This is the implementation of a 32-bit RISC-V CPU in Verilog. Three versions of the implementation can be found for usage:
- Single Cycle CPU
- 5-stage pipelined CPU
- 5-stage pipelined CPU with branch prediction
The architecture contains a total of 9 modules:
- IMEM : Accepts instruction address from CPU and sends instruction value to the CPU.
- DMEM : Sends the value stored in memory to the CPU.
- Register File : Sends values from registers addressed by rs1 and rs2 to the CPU.
- CPU : This acts like the control unit and sends the required signals to the remaining modules. It detects the type of instruction from the opcode and selects the required output using a multiplexer from the outputs of the following 5 modules. Since JAL, JALR, LUI and AUIPC are instructions with unique opcodes, the CPU generates the required output within itself without depending on an external module.
- R_type : This module is used for the R - type instructions. It accepts idata, rv1 and rv2 from the CPU and uses the value of funct3 and idata[30] as select lines to a multiplexer to choose the specific R_type instruction and assign the value of output (regdata_R) based on the correct ALU operation. This is sent to the CPU.
- I_type : This module is used for the I - type instructions. It accepts idata, rv1 and imm from the CPU and uses the value of funct3 as select lines to a multiplexer to choose the specific I_type instruction and assign the value of output (regdata_I) based on the correct ALU operation.

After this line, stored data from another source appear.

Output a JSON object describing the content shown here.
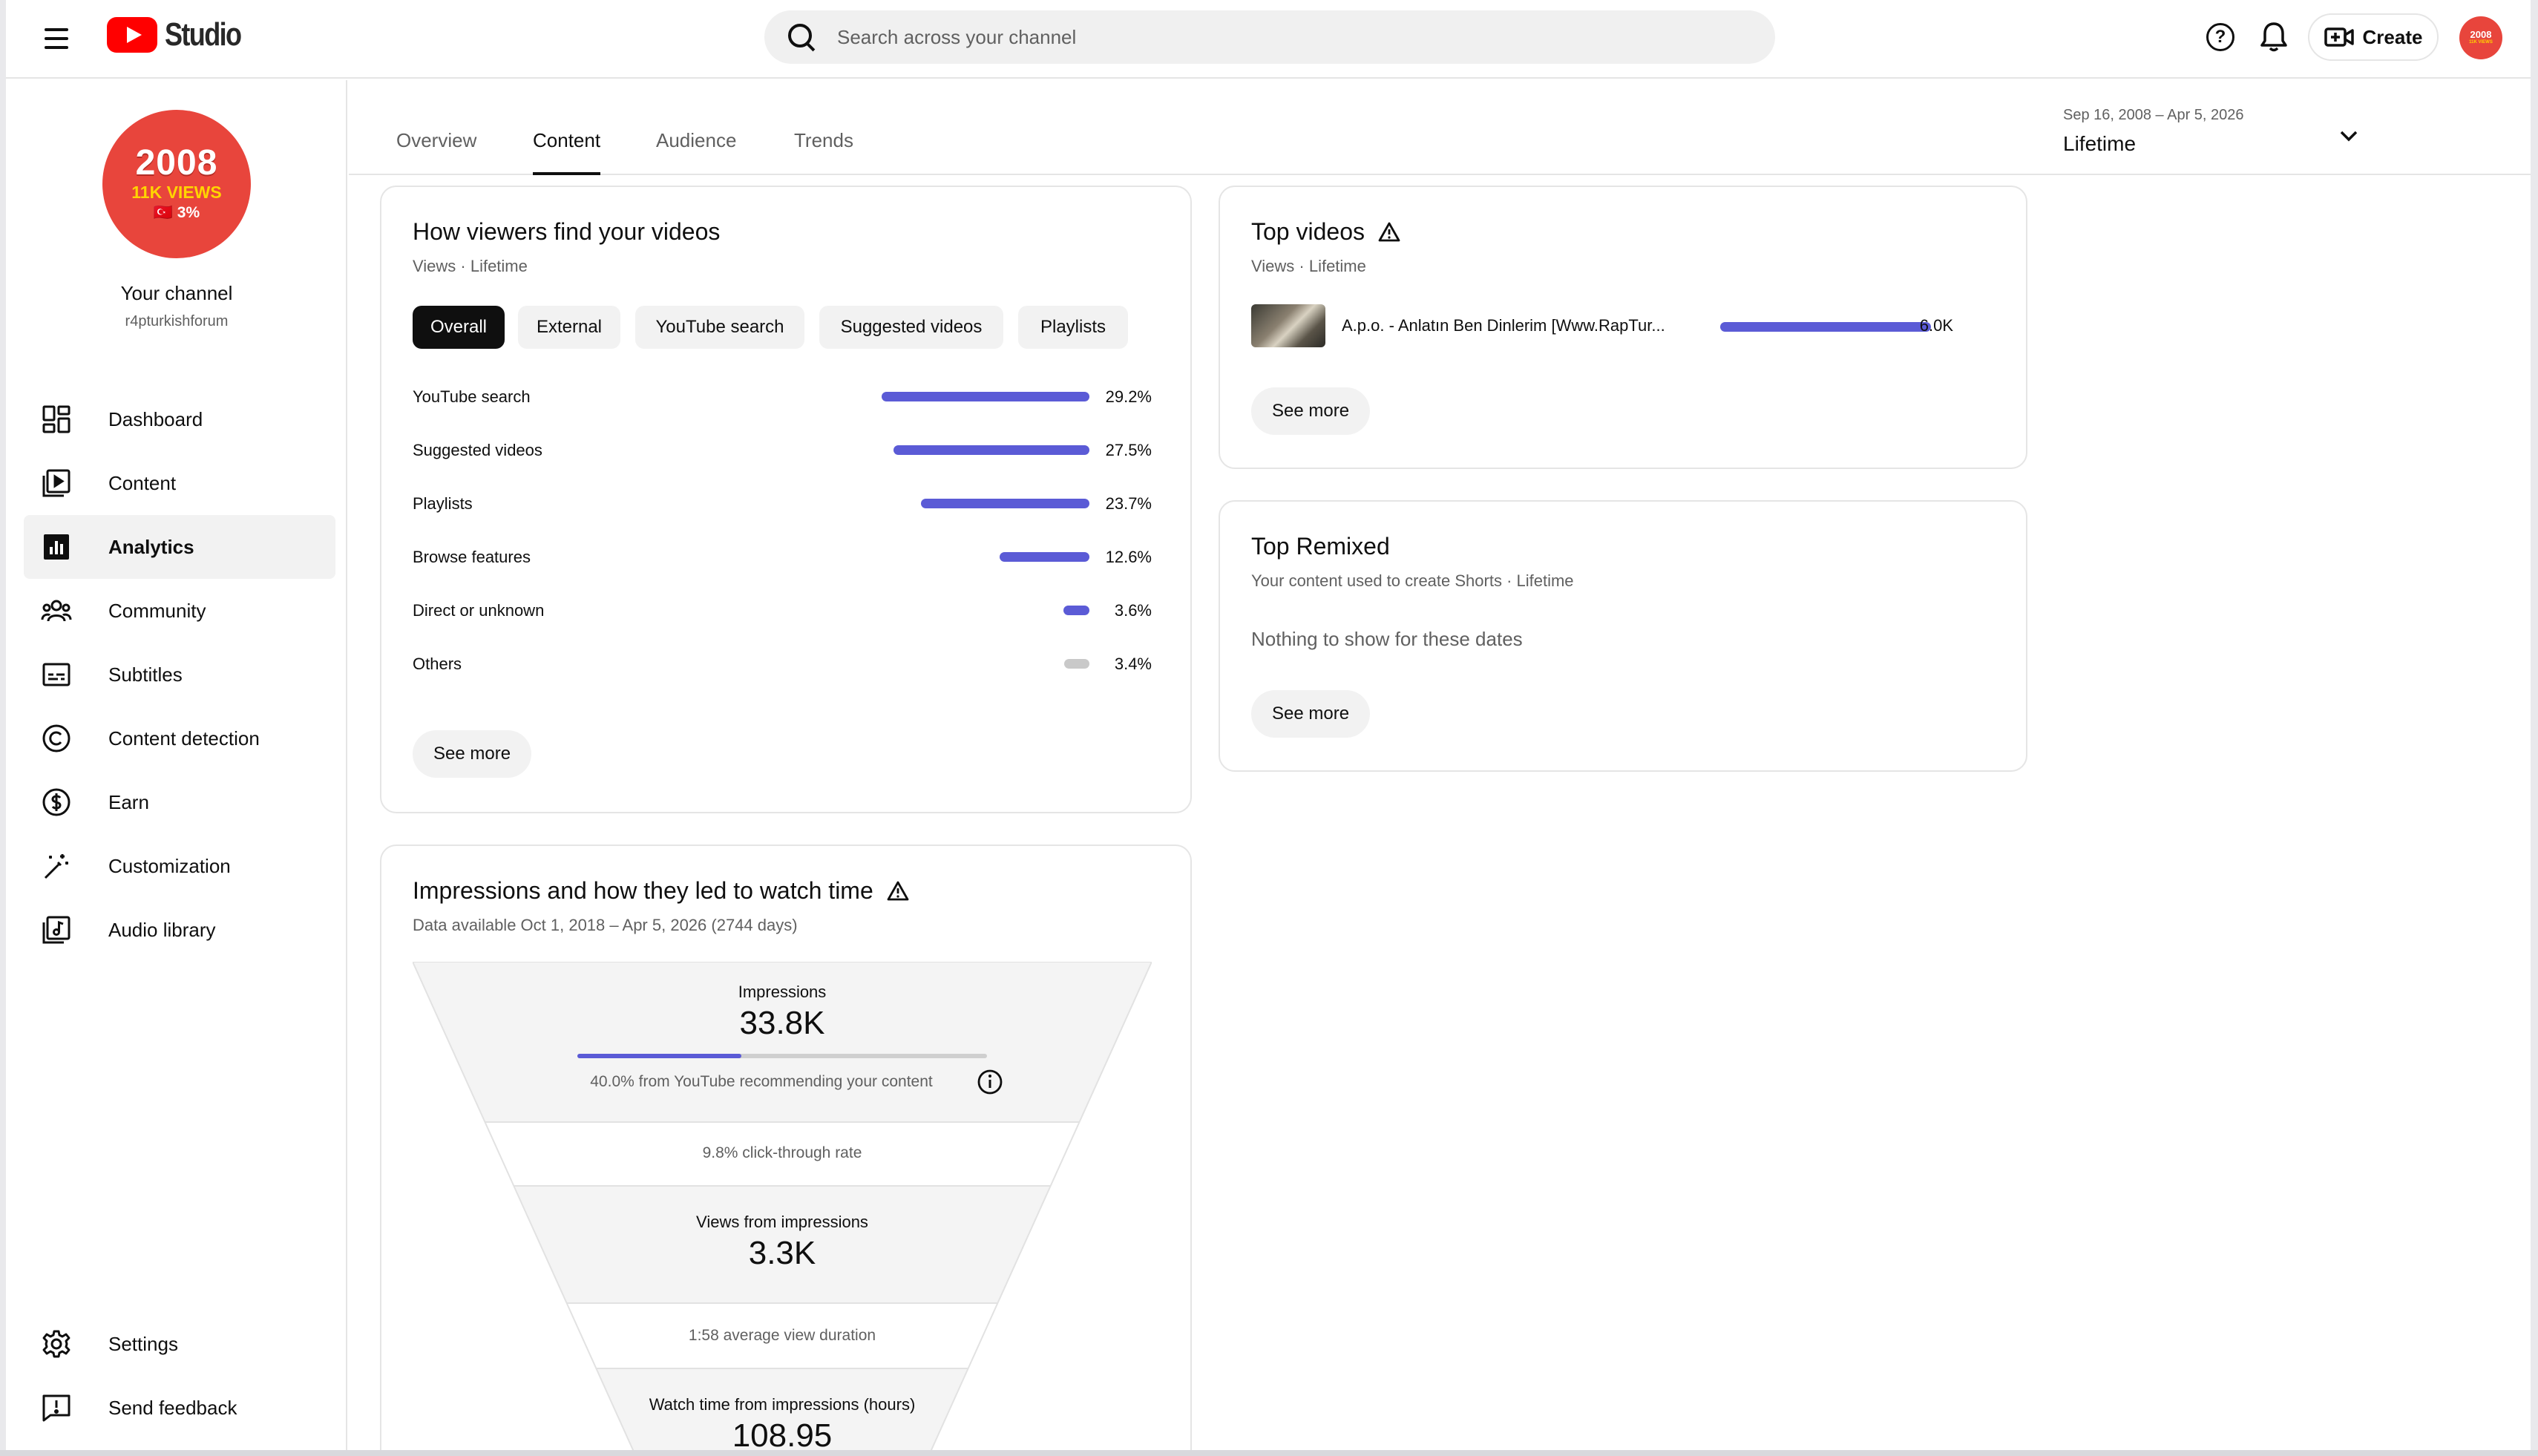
{
  "header": {
    "logo_text": "Studio",
    "search_placeholder": "Search across your channel",
    "create_label": "Create",
    "avatar_text": "2008",
    "avatar_sub": "11K VIEWS"
  },
  "sidebar": {
    "avatar": {
      "year": "2008",
      "views": "11K VIEWS",
      "pct": "🇹🇷 3%"
    },
    "channel_name": "Your channel",
    "channel_handle": "r4pturkishforum",
    "items": [
      {
        "label": "Dashboard",
        "icon": "dashboard-icon"
      },
      {
        "label": "Content",
        "icon": "content-icon"
      },
      {
        "label": "Analytics",
        "icon": "analytics-icon",
        "active": true
      },
      {
        "label": "Community",
        "icon": "community-icon"
      },
      {
        "label": "Subtitles",
        "icon": "subtitles-icon"
      },
      {
        "label": "Content detection",
        "icon": "copyright-icon"
      },
      {
        "label": "Earn",
        "icon": "dollar-icon"
      },
      {
        "label": "Customization",
        "icon": "magic-wand-icon"
      },
      {
        "label": "Audio library",
        "icon": "audio-library-icon"
      }
    ],
    "bottom_items": [
      {
        "label": "Settings",
        "icon": "gear-icon"
      },
      {
        "label": "Send feedback",
        "icon": "feedback-icon"
      }
    ]
  },
  "tabs": [
    {
      "label": "Overview"
    },
    {
      "label": "Content",
      "active": true
    },
    {
      "label": "Audience"
    },
    {
      "label": "Trends"
    }
  ],
  "date_picker": {
    "range": "Sep 16, 2008 – Apr 5, 2026",
    "label": "Lifetime"
  },
  "how_viewers_find": {
    "title": "How viewers find your videos",
    "subtitle": "Views · Lifetime",
    "chips": [
      "Overall",
      "External",
      "YouTube search",
      "Suggested videos",
      "Playlists"
    ],
    "active_chip": "Overall",
    "rows": [
      {
        "label": "YouTube search",
        "value": "29.2%",
        "fraction": 0.292
      },
      {
        "label": "Suggested videos",
        "value": "27.5%",
        "fraction": 0.275
      },
      {
        "label": "Playlists",
        "value": "23.7%",
        "fraction": 0.237
      },
      {
        "label": "Browse features",
        "value": "12.6%",
        "fraction": 0.126
      },
      {
        "label": "Direct or unknown",
        "value": "3.6%",
        "fraction": 0.036
      },
      {
        "label": "Others",
        "value": "3.4%",
        "fraction": 0.034,
        "grey": true
      }
    ],
    "see_more": "See more"
  },
  "impressions": {
    "title": "Impressions and how they led to watch time",
    "subtitle": "Data available Oct 1, 2018 – Apr 5, 2026 (2744 days)",
    "impressions_label": "Impressions",
    "impressions_value": "33.8K",
    "recommend_fraction": 0.4,
    "recommend_text": "40.0% from YouTube recommending your content",
    "ctr_text": "9.8% click-through rate",
    "views_label": "Views from impressions",
    "views_value": "3.3K",
    "avd_text": "1:58 average view duration",
    "watch_label": "Watch time from impressions (hours)",
    "watch_value": "108.95"
  },
  "top_videos": {
    "title": "Top videos",
    "subtitle": "Views · Lifetime",
    "items": [
      {
        "title": "A.p.o. - Anlatın Ben Dinlerim [Www.RapTur...",
        "value": "6.0K",
        "fraction": 1.0
      }
    ],
    "see_more": "See more"
  },
  "top_remixed": {
    "title": "Top Remixed",
    "subtitle": "Your content used to create Shorts · Lifetime",
    "empty_text": "Nothing to show for these dates",
    "see_more": "See more"
  },
  "colors": {
    "accent_bar": "#5b5bd6",
    "other_bar": "#c9c9c9",
    "logo_red": "#ff0000",
    "avatar_red": "#e8453c"
  }
}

This is sent to the CPU.
- L_type : This module is used for the Load type instructions. It accepts idata, daddr and drdata from the CPU and uses the value of funct3 as select lines to a multiplexer to choose the specific L_type instruction. Based on this, the 32 bit value of the output (regdata_L) is assigned with or without sign extension based on the instruction. The output is sent to the CPU which sends it to the Register file as the data to be written.
- S_type: This module is used for the Store type instructions. It accepts idata, daddr and we_S from the CPU and uses the value of funct3 as select lines to a multiplexer to choose the specific S_type instruction. Based on this, the 4 bit value of the write enable signal (we_S) is assigned depending on whether a word, half word or a byte is to be written to DMEM. we_S is sent to the CPU.

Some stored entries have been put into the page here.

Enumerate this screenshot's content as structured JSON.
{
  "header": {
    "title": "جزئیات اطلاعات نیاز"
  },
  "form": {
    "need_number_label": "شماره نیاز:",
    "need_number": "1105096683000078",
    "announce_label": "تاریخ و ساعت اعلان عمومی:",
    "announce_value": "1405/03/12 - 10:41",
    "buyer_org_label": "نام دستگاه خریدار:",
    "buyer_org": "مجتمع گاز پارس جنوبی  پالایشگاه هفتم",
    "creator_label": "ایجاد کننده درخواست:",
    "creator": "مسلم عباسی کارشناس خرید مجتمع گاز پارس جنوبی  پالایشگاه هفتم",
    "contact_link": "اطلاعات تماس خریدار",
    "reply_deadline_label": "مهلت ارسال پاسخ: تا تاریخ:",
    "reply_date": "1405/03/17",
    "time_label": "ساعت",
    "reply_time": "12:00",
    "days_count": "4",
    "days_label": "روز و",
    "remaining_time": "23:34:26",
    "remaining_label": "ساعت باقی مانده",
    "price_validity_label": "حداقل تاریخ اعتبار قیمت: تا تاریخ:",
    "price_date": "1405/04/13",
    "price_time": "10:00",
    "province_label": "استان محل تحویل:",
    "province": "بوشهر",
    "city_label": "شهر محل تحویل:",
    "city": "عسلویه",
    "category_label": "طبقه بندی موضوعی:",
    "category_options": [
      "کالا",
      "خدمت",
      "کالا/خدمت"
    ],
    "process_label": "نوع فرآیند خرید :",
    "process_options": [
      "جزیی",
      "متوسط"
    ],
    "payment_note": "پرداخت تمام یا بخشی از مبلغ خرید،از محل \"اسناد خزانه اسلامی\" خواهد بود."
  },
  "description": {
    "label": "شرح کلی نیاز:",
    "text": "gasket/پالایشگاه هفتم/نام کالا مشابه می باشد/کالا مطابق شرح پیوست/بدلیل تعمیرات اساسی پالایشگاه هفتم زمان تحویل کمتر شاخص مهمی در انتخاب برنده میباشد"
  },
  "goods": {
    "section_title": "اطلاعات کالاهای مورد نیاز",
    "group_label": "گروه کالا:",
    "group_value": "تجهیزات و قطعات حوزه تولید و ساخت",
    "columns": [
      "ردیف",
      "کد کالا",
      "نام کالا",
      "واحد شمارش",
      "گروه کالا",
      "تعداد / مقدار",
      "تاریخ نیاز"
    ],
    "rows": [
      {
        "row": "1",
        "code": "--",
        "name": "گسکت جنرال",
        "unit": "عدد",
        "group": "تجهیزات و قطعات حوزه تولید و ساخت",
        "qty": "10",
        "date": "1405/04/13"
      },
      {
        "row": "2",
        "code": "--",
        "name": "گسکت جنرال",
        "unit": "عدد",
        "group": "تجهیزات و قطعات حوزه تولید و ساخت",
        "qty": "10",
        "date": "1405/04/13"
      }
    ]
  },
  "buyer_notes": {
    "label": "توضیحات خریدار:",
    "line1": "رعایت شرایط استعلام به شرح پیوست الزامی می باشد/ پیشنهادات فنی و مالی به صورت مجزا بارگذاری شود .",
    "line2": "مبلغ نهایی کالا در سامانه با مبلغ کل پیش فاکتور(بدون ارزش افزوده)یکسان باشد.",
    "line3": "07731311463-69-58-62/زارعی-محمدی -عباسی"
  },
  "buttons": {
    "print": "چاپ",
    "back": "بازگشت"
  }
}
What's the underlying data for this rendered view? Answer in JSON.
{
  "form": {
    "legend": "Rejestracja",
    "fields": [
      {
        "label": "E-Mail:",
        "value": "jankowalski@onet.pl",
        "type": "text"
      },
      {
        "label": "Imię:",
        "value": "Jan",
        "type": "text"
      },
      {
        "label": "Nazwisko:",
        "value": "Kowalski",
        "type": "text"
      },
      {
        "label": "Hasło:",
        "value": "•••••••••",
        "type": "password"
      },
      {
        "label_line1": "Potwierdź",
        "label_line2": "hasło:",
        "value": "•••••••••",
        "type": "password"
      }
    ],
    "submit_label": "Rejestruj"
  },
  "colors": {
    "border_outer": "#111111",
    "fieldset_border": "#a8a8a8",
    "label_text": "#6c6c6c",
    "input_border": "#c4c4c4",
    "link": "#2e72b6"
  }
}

- B_type: This module is used for the Branch type instructions. It accepts idata, iaddr, imm, rv1 and rv2 from the CPU and uses the value of funct3 as select lines to a multiplexer to choose the specific B - type instruction. Based on this, the comparison is performed and the value of the output (iaddr_val) is assigned as pc+offset or pc+4 as required. The output is sent to the cpu which assigns the value of PC accordingly.

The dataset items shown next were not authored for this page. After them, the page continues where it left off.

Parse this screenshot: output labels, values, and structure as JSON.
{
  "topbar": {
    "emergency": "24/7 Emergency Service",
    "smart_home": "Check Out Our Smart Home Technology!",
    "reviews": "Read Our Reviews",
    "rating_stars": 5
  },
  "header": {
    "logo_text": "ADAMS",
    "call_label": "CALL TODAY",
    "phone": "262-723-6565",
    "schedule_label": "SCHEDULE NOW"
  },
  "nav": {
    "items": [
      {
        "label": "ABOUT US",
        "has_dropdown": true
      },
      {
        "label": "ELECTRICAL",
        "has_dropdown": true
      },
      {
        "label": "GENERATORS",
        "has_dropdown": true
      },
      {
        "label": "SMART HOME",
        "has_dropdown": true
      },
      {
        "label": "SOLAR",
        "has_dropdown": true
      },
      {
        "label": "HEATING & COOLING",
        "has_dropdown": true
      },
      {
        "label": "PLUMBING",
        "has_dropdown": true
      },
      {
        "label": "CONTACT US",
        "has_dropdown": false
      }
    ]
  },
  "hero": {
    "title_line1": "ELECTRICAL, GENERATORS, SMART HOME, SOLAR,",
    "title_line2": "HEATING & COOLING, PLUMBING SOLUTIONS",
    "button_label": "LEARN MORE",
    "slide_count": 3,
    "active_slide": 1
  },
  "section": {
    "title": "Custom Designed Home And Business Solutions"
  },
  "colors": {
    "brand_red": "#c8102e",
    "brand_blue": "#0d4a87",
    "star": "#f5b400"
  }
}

The Computational block shown in the block diagram on the next page consists of the R_type, I_type, L_type, S_type and B_type modules. It is the block that takes care of computing the required values depending on the instruction and returning appropriate signals to the CPU.
-
Forwarding: The value of rd at EX/MEM register and MEM/WB register are compared with the rs1 and rs2 values at the ID/EX register. If the instruction requires the rs1 and rs2 values, then the MUX(within pipeline_CPU module) selects the required value and forwards it to the CPU.
-
Stalling: When an instruction intends to change the PC value, the pc_replace signal is set. Then the control signals of the instruction moving out of the ID/EX register are set to 0 and the idata corresponding to the instruction moving out of the IF/ID register is changed to the instruction ADDI R0,R0,0. In this way, both the previously loaded instructions are invalidated. The instruction at the new PC value is loaded in the next clock cycle.
-
Hazard detection: If there is an ALU instruction immediately following a Load instruction which writes to the register read by the ALU instruction, the hazard is detected and the flag signal is set to 0 and the iaddr_upd value is set to 4. This decreases the PC value by 4 so that the same instruction is loaded again. The act signal is also set to 0, which sets all control signals of the ALU instruction to 0, so that the wrong register values do not result in wrong outputs being written. The PC offset is given by the pc_new value. If the PC value is taken from a register(in case of JALR), the pc_JALR signal is set to 1.
A table called branch prediction table is newly created. It is indexed by iaddr values and stores a Taken/Not Taken flag (T/NT flag) and the target address wherever applicable.
In the code, the T/NT flags are stored in a register called tnt_tab and target addresses are stored in a register called targ_tab. These 2 registers together form the branch prediction table.
For every new iaddr value, this table will be checked to see if the Taken flag is 1. If it is 1, a flag called ‘pc_taken’ is set and the corresponding target address is stored in a register called ‘pc_pred’ and loaded as the next iaddr value. A flag called ‘branched' is set when the new iaddr value is loaded. The decision of whether branching should take place or not is known only in the EX stage.